Even countries outside of the Arctic have joined the rush north. China has eagerly pursued stronger partnerships with Iceland and Greenland, understanding the significant value of the region’s natural resources and its shipping routes. When the Arctic Council granted China observer status this past May, it was front-page news in People’s Daily, the Chinese Communist Party’s newspaper.
The United States government, conversely, has failed to appropriate the necessary resources to develop stronger infrastructure in the region, including modern icebreakers and a deepwater port. Even worse, its sclerotic regulatory regime has delayed companies capable of tapping the Arctic’s vast oil and natural-gas resources from moving forward.

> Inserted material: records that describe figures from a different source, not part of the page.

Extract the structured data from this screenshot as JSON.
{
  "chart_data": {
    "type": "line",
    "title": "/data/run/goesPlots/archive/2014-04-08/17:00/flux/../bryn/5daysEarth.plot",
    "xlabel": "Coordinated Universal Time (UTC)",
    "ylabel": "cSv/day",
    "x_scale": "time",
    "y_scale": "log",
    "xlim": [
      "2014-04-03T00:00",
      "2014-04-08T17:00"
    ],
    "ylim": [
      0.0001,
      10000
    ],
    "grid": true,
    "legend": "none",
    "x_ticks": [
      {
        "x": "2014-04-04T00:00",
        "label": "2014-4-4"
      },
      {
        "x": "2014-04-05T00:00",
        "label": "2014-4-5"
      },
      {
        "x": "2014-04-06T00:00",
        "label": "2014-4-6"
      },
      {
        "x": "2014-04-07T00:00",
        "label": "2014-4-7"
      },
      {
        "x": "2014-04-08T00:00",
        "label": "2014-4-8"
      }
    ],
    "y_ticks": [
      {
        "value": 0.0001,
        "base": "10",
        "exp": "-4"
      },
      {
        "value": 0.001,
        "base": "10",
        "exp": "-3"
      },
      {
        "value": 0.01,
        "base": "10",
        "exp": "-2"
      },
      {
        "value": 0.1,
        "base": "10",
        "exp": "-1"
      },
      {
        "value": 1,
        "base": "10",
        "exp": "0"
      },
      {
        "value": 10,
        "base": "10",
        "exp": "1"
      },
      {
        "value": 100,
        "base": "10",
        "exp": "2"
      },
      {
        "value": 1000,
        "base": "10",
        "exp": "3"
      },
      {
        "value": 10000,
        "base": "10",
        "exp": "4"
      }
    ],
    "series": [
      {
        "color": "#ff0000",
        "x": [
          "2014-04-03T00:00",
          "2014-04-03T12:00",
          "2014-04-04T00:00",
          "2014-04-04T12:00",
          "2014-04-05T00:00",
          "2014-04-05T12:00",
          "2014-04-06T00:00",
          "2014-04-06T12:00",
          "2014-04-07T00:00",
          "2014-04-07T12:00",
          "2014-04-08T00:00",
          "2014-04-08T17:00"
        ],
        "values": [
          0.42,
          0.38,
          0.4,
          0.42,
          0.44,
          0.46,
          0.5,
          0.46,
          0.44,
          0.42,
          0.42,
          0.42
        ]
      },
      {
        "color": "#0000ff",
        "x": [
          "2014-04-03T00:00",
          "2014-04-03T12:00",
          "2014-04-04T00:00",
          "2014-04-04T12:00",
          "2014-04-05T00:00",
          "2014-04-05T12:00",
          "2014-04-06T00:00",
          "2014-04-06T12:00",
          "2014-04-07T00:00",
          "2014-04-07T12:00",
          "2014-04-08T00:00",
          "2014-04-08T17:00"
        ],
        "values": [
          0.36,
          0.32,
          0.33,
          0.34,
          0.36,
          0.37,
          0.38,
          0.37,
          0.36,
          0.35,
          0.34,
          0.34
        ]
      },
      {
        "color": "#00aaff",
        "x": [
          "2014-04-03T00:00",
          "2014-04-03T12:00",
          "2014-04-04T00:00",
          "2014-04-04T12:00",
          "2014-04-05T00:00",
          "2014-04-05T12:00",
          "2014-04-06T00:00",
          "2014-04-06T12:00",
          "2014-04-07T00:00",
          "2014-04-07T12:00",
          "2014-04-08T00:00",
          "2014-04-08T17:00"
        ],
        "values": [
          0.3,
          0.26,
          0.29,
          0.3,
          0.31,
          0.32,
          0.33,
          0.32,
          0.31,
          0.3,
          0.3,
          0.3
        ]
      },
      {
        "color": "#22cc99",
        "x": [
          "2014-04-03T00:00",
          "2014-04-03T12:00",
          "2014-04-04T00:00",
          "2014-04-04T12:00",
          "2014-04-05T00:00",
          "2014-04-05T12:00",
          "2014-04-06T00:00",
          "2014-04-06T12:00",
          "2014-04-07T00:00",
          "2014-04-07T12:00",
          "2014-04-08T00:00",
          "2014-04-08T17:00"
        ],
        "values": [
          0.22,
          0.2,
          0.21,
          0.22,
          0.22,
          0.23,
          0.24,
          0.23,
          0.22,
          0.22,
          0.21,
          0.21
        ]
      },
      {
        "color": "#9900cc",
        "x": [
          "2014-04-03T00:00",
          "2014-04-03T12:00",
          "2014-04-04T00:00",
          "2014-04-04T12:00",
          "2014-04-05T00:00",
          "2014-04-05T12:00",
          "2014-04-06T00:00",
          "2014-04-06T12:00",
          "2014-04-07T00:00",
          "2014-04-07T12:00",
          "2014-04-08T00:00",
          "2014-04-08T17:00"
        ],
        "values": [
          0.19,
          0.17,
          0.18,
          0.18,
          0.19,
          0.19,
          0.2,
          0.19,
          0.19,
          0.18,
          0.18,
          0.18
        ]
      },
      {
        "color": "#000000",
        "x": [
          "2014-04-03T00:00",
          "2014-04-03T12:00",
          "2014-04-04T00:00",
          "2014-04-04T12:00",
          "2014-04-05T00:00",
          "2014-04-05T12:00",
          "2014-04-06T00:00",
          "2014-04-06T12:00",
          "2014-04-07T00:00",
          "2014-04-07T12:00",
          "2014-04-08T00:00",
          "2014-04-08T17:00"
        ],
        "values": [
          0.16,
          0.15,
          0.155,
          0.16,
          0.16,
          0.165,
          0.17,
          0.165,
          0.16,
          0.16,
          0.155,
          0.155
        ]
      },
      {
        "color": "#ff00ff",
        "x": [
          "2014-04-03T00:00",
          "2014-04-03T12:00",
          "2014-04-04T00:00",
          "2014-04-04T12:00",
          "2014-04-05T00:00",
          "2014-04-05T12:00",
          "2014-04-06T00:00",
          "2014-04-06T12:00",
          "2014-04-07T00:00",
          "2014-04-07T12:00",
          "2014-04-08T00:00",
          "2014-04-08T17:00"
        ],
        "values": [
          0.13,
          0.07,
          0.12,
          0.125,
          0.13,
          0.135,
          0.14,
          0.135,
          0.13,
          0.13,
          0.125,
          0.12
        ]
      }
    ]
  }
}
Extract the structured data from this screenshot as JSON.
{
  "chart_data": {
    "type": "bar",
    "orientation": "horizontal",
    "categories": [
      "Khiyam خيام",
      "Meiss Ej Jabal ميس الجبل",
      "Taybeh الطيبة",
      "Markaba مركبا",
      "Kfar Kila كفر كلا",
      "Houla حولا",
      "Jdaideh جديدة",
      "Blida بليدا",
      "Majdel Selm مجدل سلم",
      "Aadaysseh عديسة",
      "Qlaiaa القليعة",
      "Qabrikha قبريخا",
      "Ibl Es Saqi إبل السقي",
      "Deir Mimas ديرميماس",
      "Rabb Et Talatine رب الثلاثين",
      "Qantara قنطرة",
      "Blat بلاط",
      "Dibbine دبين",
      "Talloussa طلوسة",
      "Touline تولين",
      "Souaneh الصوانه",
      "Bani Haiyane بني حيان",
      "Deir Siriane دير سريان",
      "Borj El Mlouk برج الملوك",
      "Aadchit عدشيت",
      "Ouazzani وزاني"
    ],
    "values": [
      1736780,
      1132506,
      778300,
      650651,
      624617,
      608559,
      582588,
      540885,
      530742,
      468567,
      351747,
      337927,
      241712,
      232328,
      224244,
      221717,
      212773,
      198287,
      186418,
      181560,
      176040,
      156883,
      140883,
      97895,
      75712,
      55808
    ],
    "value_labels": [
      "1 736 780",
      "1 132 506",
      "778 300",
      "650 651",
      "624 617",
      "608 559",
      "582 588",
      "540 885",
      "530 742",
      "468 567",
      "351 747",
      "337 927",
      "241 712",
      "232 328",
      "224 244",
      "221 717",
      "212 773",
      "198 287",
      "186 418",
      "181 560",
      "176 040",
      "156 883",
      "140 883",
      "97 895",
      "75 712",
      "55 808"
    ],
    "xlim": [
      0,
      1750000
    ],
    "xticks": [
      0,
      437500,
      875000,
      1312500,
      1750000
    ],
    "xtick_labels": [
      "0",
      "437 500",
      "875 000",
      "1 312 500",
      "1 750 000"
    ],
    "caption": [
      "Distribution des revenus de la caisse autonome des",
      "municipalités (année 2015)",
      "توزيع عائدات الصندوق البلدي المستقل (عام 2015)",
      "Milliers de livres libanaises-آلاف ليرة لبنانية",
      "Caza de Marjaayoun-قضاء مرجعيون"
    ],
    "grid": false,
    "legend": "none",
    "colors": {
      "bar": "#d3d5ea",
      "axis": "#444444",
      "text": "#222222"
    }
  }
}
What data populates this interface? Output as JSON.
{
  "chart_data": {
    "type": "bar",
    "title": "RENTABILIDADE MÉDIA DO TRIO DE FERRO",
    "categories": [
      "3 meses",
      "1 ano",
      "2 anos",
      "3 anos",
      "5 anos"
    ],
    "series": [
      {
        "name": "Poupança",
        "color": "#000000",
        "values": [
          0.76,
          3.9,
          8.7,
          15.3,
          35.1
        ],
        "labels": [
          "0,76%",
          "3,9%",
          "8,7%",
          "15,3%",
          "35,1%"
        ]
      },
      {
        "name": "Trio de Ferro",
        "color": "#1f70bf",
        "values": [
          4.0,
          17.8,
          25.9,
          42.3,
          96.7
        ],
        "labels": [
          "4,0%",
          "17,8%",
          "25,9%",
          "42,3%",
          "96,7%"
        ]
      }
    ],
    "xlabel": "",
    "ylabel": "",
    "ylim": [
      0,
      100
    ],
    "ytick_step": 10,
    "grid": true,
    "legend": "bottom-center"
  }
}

As a recent Foreign Affairsessay aptly summarized, “Washington’s unhelpful attitude epitomizes its generally passive Arctic policy. While the rest of the world has already awoken to the region’s growing importance, the United States still seems fast asleep, leaving the playing field open to more competitive rivals.” Continued regulatory uncertainty will only further dissuade investment in the U.S. Arctic and leave the United States at a competitive disadvantage.
After all, delays do have consequences, and it’s worth remembering that other nations — namely Russia and China — are undertaking extensive efforts to exert their influence over vast portions of the Arctic, as well as the oil and gas deposits that lie beneath.
The stakes involved with Arctic development are high. Unlocking these resources will provide the next generation of secure, affordable sources of energy for millions of American consumers and will increase the nation’s energy security.
David Holt is president of the Consumer Energy Alliance.